Several final destinations, including San Francisco, have been under consideration. Officials do not want a repeat of what happened on the the Diamond Princess in Japan where the illness rapidly spread while the ship was moored at a pier in quarantine.
Mary Ellen Carroll, the San Francisco Director of the Department of Emergency Management, at a Thursday morning news conference said there were several factors that needed to be considered.
"Many of those people (who had fallen in during the 15-day cruise) have recovered and are no longer showing flu-like symptoms," she said. "Once we have results from the (coronavirus) tests, the CDC and the state will determine the most appropriate location for the ship to berth. That location needs to provide for the safety of the surrounding community as well as the passengers."
"The CDC and the state are considering a number of locations including San Francisco," she added.
Dr. Henry "Chip" Chambers, an infectious disease specialist and UCSF professor, said there was a medical urgency to get the ill passengers off the ship and away from the other passengers.
He points out that it will be a challenge to get all the passengers off the ship, but consider what happened to the Diamond Princess in Japan: it left passengers quarantined onboard for two weeks. 704 people got infected and four of them died.
"I would have trouble regarding that a resounding success," Chambers said. He also said it depends how well the patients were isolated and how well quarantine procedures were followed. It also depends on the test results.

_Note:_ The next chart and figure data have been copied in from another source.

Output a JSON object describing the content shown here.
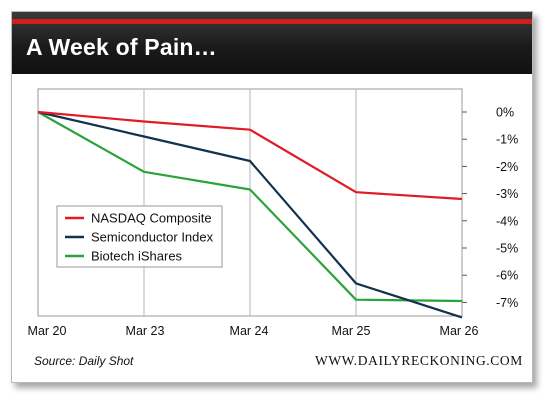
{
  "title": "A Week of Pain…",
  "source": "Source: Daily Shot",
  "site": "WWW.DAILYRECKONING.COM",
  "colors": {
    "header_stripe": "#cc2020",
    "nasdaq": "#e01b24",
    "semi": "#12324e",
    "biotech": "#2aa33a"
  },
  "chart_data": {
    "type": "line",
    "categories": [
      "Mar 20",
      "Mar 23",
      "Mar 24",
      "Mar 25",
      "Mar 26"
    ],
    "yticks": [
      "0%",
      "-1%",
      "-2%",
      "-3%",
      "-4%",
      "-5%",
      "-6%",
      "-7%"
    ],
    "ylim": [
      -7.5,
      0
    ],
    "series": [
      {
        "name": "NASDAQ Composite",
        "color": "#e01b24",
        "values": [
          0,
          -0.35,
          -0.65,
          -2.95,
          -3.2
        ]
      },
      {
        "name": "Semiconductor Index",
        "color": "#12324e",
        "values": [
          0,
          -0.9,
          -1.8,
          -6.3,
          -7.55
        ]
      },
      {
        "name": "Biotech iShares",
        "color": "#2aa33a",
        "values": [
          0,
          -2.2,
          -2.85,
          -6.9,
          -6.95
        ]
      }
    ],
    "grid": "vertical",
    "legend_position": "left-middle"
  }
}
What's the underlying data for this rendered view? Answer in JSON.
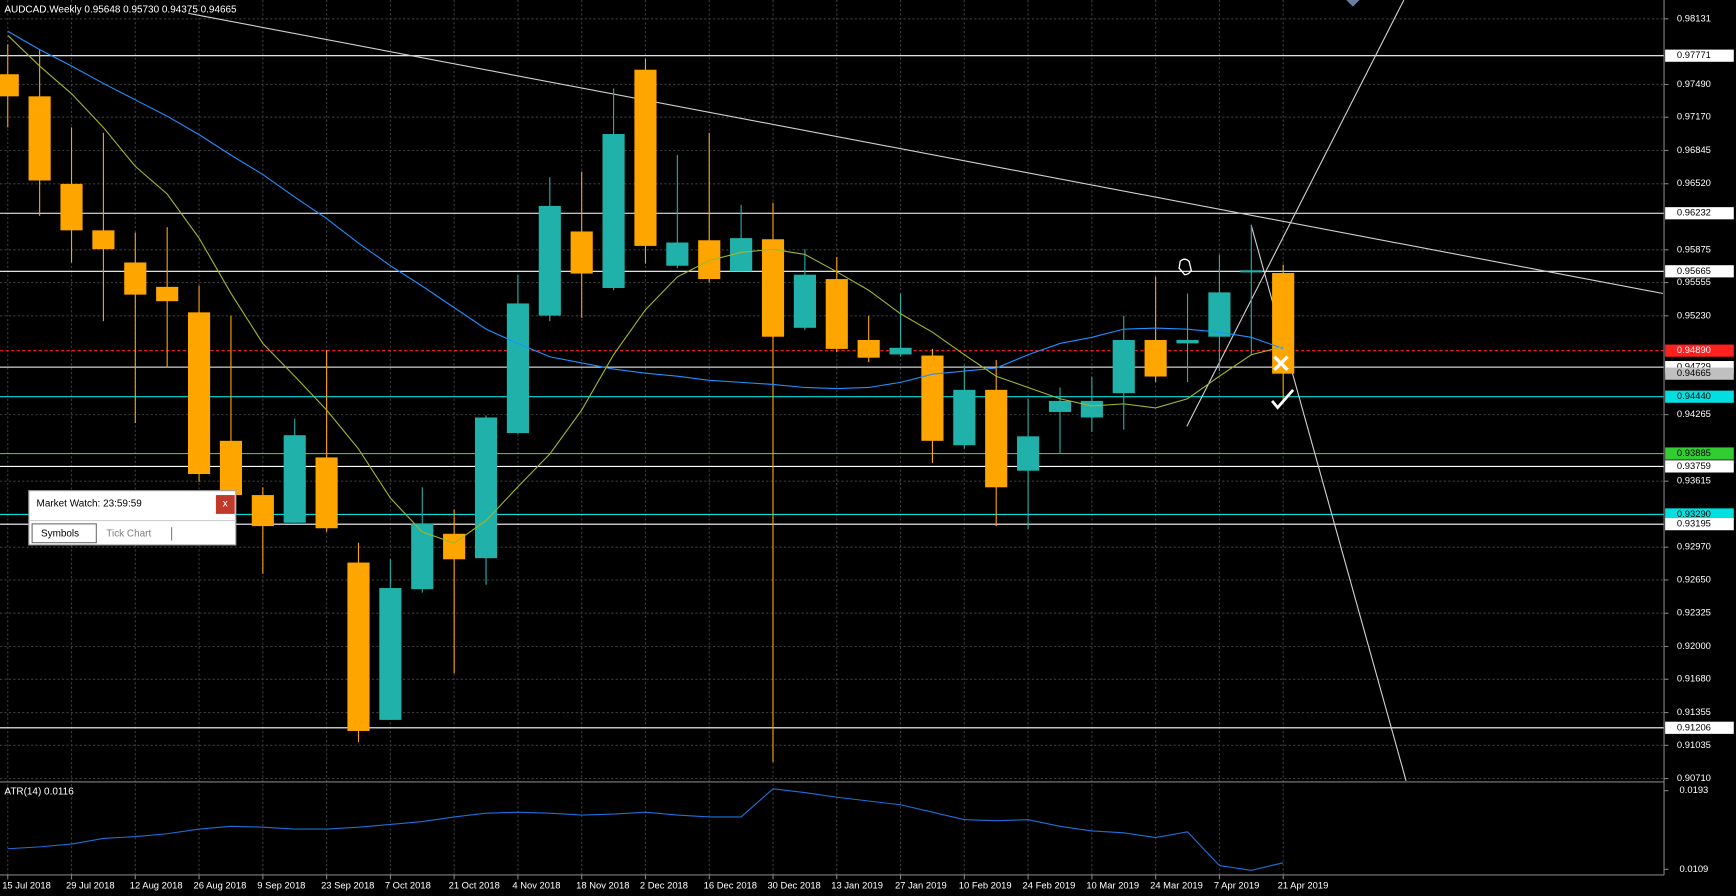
{
  "chart_data": [
    {
      "type": "candlestick",
      "title": "AUDCAD.Weekly 0.95648 0.95730 0.94375 0.94665",
      "categories": [
        "15 Jul 2018",
        null,
        "29 Jul 2018",
        null,
        "12 Aug 2018",
        null,
        "26 Aug 2018",
        null,
        "9 Sep 2018",
        null,
        "23 Sep 2018",
        null,
        "7 Oct 2018",
        null,
        "21 Oct 2018",
        null,
        "4 Nov 2018",
        null,
        "18 Nov 2018",
        null,
        "2 Dec 2018",
        null,
        "16 Dec 2018",
        null,
        "30 Dec 2018",
        null,
        "13 Jan 2019",
        null,
        "27 Jan 2019",
        null,
        "10 Feb 2019",
        null,
        "24 Feb 2019",
        null,
        "10 Mar 2019",
        null,
        "24 Mar 2019",
        null,
        "7 Apr 2019",
        null,
        "21 Apr 2019"
      ],
      "open": [
        0.9759,
        0.97374,
        0.96519,
        0.96065,
        0.95751,
        0.95513,
        0.95264,
        0.94009,
        0.93479,
        0.93209,
        0.93847,
        0.9282,
        0.91283,
        0.9256,
        0.93101,
        0.92863,
        0.94085,
        0.95232,
        0.96054,
        0.95502,
        0.97634,
        0.95719,
        0.95968,
        0.95665,
        0.95978,
        0.95113,
        0.95589,
        0.94994,
        0.94853,
        0.94842,
        0.93966,
        0.94507,
        0.93717,
        0.94291,
        0.94237,
        0.94475,
        0.94994,
        0.94961,
        0.95026,
        0.95654,
        0.95648
      ],
      "high": [
        0.97882,
        0.97828,
        0.97071,
        0.97017,
        0.96043,
        0.96097,
        0.95524,
        0.95232,
        0.93555,
        0.94226,
        0.94897,
        0.93014,
        0.92852,
        0.93555,
        0.93339,
        0.94258,
        0.95632,
        0.96584,
        0.96638,
        0.9745,
        0.97742,
        0.96801,
        0.97017,
        0.96314,
        0.96335,
        0.95881,
        0.95805,
        0.95232,
        0.95448,
        0.94907,
        0.94745,
        0.94799,
        0.94421,
        0.94529,
        0.94637,
        0.95232,
        0.95611,
        0.95448,
        0.95827,
        0.96119,
        0.9573
      ],
      "low": [
        0.97071,
        0.96206,
        0.95751,
        0.95178,
        0.94183,
        0.94723,
        0.93609,
        0.93393,
        0.92711,
        0.93209,
        0.93122,
        0.91067,
        0.91283,
        0.92527,
        0.91738,
        0.92603,
        0.94074,
        0.95178,
        0.9521,
        0.95481,
        0.9574,
        0.95697,
        0.95556,
        0.95665,
        0.90872,
        0.95091,
        0.94875,
        0.94778,
        0.94832,
        0.93793,
        0.93934,
        0.93176,
        0.93144,
        0.9388,
        0.94096,
        0.94118,
        0.94583,
        0.94583,
        0.94691,
        0.94853,
        0.94375
      ],
      "close": [
        0.97374,
        0.96552,
        0.96065,
        0.95881,
        0.95437,
        0.95373,
        0.93685,
        0.93479,
        0.93176,
        0.94064,
        0.93155,
        0.91175,
        0.92571,
        0.93198,
        0.92852,
        0.94237,
        0.95351,
        0.96303,
        0.95643,
        0.97006,
        0.95913,
        0.95946,
        0.95589,
        0.95989,
        0.95026,
        0.95632,
        0.94907,
        0.94821,
        0.94918,
        0.94009,
        0.94507,
        0.93555,
        0.94053,
        0.94399,
        0.94399,
        0.94994,
        0.94637,
        0.94994,
        0.95459,
        0.95675,
        0.94665
      ],
      "up_color": "#20b2aa",
      "down_color": "#ffa500",
      "series": [
        {
          "color": "#1e90ff",
          "values": [
            0.9801,
            0.9783,
            0.9767,
            0.975,
            0.9734,
            0.9718,
            0.97,
            0.968,
            0.9661,
            0.9639,
            0.9618,
            0.9594,
            0.9572,
            0.9552,
            0.9531,
            0.951,
            0.9496,
            0.9483,
            0.9477,
            0.9471,
            0.9467,
            0.9464,
            0.946,
            0.9458,
            0.9456,
            0.9453,
            0.9452,
            0.9453,
            0.9458,
            0.9466,
            0.9469,
            0.9472,
            0.9485,
            0.9496,
            0.9502,
            0.951,
            0.9511,
            0.951,
            0.9507,
            0.9502,
            0.9491
          ]
        },
        {
          "color": "#a4b52a",
          "values": [
            0.9797,
            0.9767,
            0.974,
            0.9707,
            0.9669,
            0.9642,
            0.9599,
            0.9545,
            0.9496,
            0.9464,
            0.9431,
            0.9393,
            0.9345,
            0.9312,
            0.9301,
            0.9323,
            0.9356,
            0.9388,
            0.9431,
            0.9485,
            0.9529,
            0.9561,
            0.9577,
            0.9585,
            0.9588,
            0.9583,
            0.9566,
            0.9548,
            0.9525,
            0.9507,
            0.9485,
            0.9464,
            0.9453,
            0.9442,
            0.9435,
            0.9437,
            0.9433,
            0.9442,
            0.9464,
            0.9485,
            0.9493
          ]
        }
      ],
      "levels": [
        {
          "value": 0.97771,
          "color": "#ffffff",
          "text": "#000000"
        },
        {
          "value": 0.96232,
          "color": "#ffffff",
          "text": "#000000"
        },
        {
          "value": 0.95665,
          "color": "#ffffff",
          "text": "#000000"
        },
        {
          "value": 0.9489,
          "label": "0.94890",
          "color": "#ff2020",
          "text": "#ffffff"
        },
        {
          "value": 0.94729,
          "color": "#ffffff",
          "text": "#000000"
        },
        {
          "value": 0.94665,
          "color": "#c0c0c0",
          "text": "#000000",
          "style": "none"
        },
        {
          "value": 0.9444,
          "label": "0.94440",
          "color": "#00e0e0",
          "text": "#000000"
        },
        {
          "value": 0.93885,
          "color": "#32cd32",
          "text": "#000000"
        },
        {
          "value": 0.93759,
          "color": "#ffffff",
          "text": "#000000"
        },
        {
          "value": 0.9329,
          "label": "0.93290",
          "color": "#00e0e0",
          "text": "#000000"
        },
        {
          "value": 0.93195,
          "color": "#ffffff",
          "text": "#000000"
        },
        {
          "value": 0.91206,
          "color": "#ffffff",
          "text": "#000000"
        }
      ],
      "ylim": [
        0.90688,
        0.98315
      ],
      "yticks": [
        0.98131,
        {
          "value": 0.9749,
          "label": "0.97490"
        },
        {
          "value": 0.9717,
          "label": "0.97170"
        },
        0.96845,
        {
          "value": 0.9652,
          "label": "0.96520"
        },
        0.95875,
        0.95555,
        {
          "value": 0.9523,
          "label": "0.95230"
        },
        0.94265,
        0.93615,
        {
          "value": 0.9297,
          "label": "0.92970"
        },
        {
          "value": 0.9265,
          "label": "0.92650"
        },
        0.92325,
        {
          "value": 0.92,
          "label": "0.92000"
        },
        {
          "value": 0.9168,
          "label": "0.91680"
        },
        0.91355,
        0.91035,
        {
          "value": 0.9071,
          "label": "0.90710"
        }
      ],
      "grid": true
    },
    {
      "type": "line",
      "title": "ATR(14) 0.0116",
      "color": "#1e6fd9",
      "values": [
        0.0131,
        0.0133,
        0.0136,
        0.0142,
        0.0144,
        0.0147,
        0.0152,
        0.0155,
        0.0154,
        0.0152,
        0.0152,
        0.0154,
        0.0157,
        0.016,
        0.0165,
        0.0169,
        0.017,
        0.0169,
        0.0167,
        0.0168,
        0.017,
        0.0167,
        0.0165,
        0.0165,
        0.0195,
        0.0191,
        0.0186,
        0.0182,
        0.0178,
        0.017,
        0.0162,
        0.0161,
        0.0162,
        0.0155,
        0.015,
        0.0148,
        0.0143,
        0.0149,
        0.0113,
        0.0108,
        0.0116
      ],
      "ylim": [
        0.0103,
        0.02
      ],
      "yticks": [
        0.0193,
        0.0109
      ]
    }
  ],
  "market_watch": {
    "title": "Market Watch: 23:59:59",
    "close": "x",
    "tabs": [
      "Symbols",
      "Tick Chart"
    ]
  }
}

"My gut is it's probably a good idea to get people off the boat," he said.
Concerns had been mounting among the current passengers ever since the trip's final stop in Mexico was cancelled and they were told they were returning to San Francisco. Among those was Laura Dunn, who took to social media expressing fear and anxiety.
"I am trying to remain upbeat and positive about this sailing we are on but here are my honest thoughts. Just my thoughts and I am not a doctor," she tweeted. "We have been inside this ship since leaving Hawaii. The decks have been closed the whole time per dangerous storm conditions. Other than staying in our cabins the entire time, we have basically been elbow to elbow with the entire population of this ship."
"There are a certain amount of folks who were on the previous sailing who are now being checked. But we all have been breathing the same inside air and in elevators, restaurants etc with any one of these who were previously exposed. It bothers me going home to my town, to my grand babies and family having been exposed to this.. Just the things that kept me up last night."
Chris Grady boarded the Grand Princess on February 21st in San Francisco. He told KPIX he knew something was up after the cruise left the big island of Hawaii.
"There's a channel on the TV that shows where the ship is going and I noticed it. We were going straight toward Mexico and then, all of a sudden, just kind of turned and headed toward San Francisco for a few hours. So I knew something was kind of up," Grady explained to KPIX via Facebook Messenger.
Grady said information about what's going has been hard to come by from Princess Cruises.
"I definitely feel I've been kept in the dark a little bit. Because I've learned a lot more by going online and reading what's going on. Here, they've been pretty vague. I'm not sure if they're trying not to scare people," Grady said.